Com a decisão do Superior Tribunal de Justiça (STJ) em restringir o foro privilegiado de governadores a fatos ocorridos no exercício do cargo, o assunto “grampolândia pantaneira” voltou a circular nas rodas de conversas em Mato Grosso.

Juristas e jornalistas começaram a questionar se o inquérito contra o governador Pedro Taques (PSDB) que está no STJ será remetido de volta ao Judiciário mato-grossense ou se continuará na Corte Superior.

Há quem aposte que as investigações serão remetidas para a Justiça de Mato Grosso, já que os delitos investigados, foram em tese, praticados no período em que Taques já estava no comando do Palácio Paiaguás. Mas também há quem diga que permanecerão no STJ já que as escutas teriam começado ainda na campanha eleitoral de 2014 quando Taques era candidato.
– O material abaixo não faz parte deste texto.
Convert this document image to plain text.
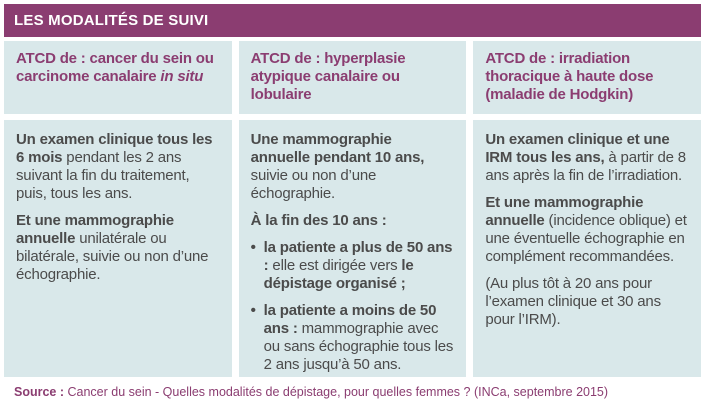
LES MODALITÉS DE SUIVI
ATCD de : cancer du sein ou carcinome canalaire in situ
Un examen clinique tous les 6 mois pendant les 2 ans suivant la fin du traitement, puis, tous les ans.
Et une mammographie annuelle unilatérale ou bilatérale, suivie ou non d’une échographie.
ATCD de : hyperplasie atypique canalaire ou lobulaire
Une mammographie annuelle pendant 10 ans, suivie ou non d’une échographie.
À la fin des 10 ans :
• la patiente a plus de 50 ans : elle est dirigée vers le dépistage organisé ;
• la patiente a moins de 50 ans : mammographie avec ou sans échographie tous les 2 ans jusqu’à 50 ans.
ATCD de : irradiation thoracique à haute dose (maladie de Hodgkin)
Un examen clinique et une IRM tous les ans, à partir de 8 ans après la fin de l’irradiation.
Et une mammographie annuelle (incidence oblique) et une éventuelle échographie en complément recommandées.
(Au plus tôt à 20 ans pour l’examen clinique et 30 ans pour l’IRM).
Source : Cancer du sein - Quelles modalités de dépistage, pour quelles femmes ? (INCa, septembre 2015)
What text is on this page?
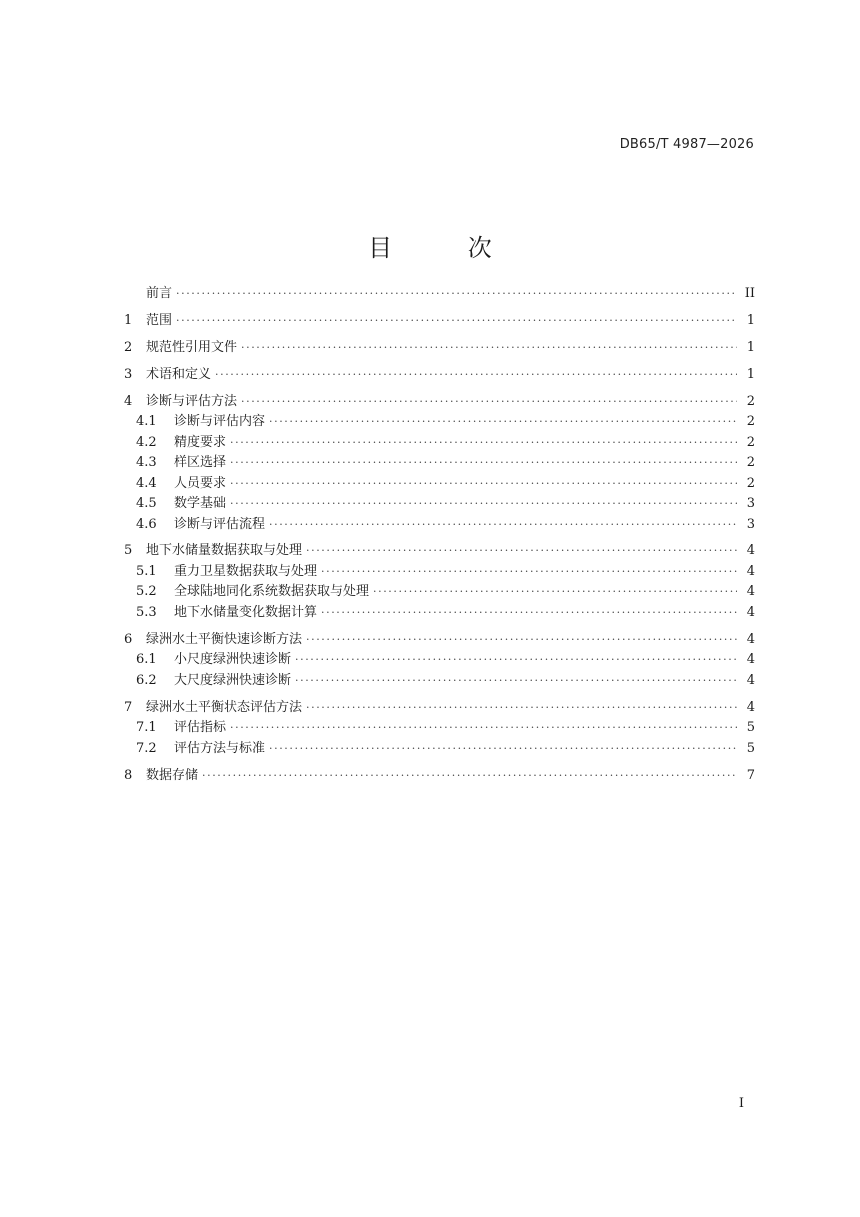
DB65/T 4987—2026
目 次
前言 ·····	II
1	范围 ·····	1
2	规范性引用文件 ·····	1
3	术语和定义 ·····	1
4	诊断与评估方法 ·····	2
4.1	诊断与评估内容 ·····	2
4.2	精度要求 ·····	2
4.3	样区选择 ·····	2
4.4	人员要求 ·····	2
4.5	数学基础 ·····	3
4.6	诊断与评估流程 ·····	3
5	地下水储量数据获取与处理 ·····	4
5.1	重力卫星数据获取与处理 ·····	4
5.2	全球陆地同化系统数据获取与处理 ·····	4
5.3	地下水储量变化数据计算 ·····	4
6	绿洲水土平衡快速诊断方法 ·····	4
6.1	小尺度绿洲快速诊断 ·····	4
6.2	大尺度绿洲快速诊断 ·····	4
7	绿洲水土平衡状态评估方法 ·····	4
7.1	评估指标 ·····	5
7.2	评估方法与标准 ·····	5
8	数据存储 ·····	7
I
Diante da incerteza, resta aguardar o Ministério Público Federal se manifestar. O STJ autorizou abertura de inquérito para investigar o governador na grampolândia pantaneira em setembro de 2017. À ocasião, o próprio Taques anunciou que ele pediu para ser investigado diante da proporção que o caso ganhou com prisões de secretários de Estado e ex-integrantes do staff de Taques.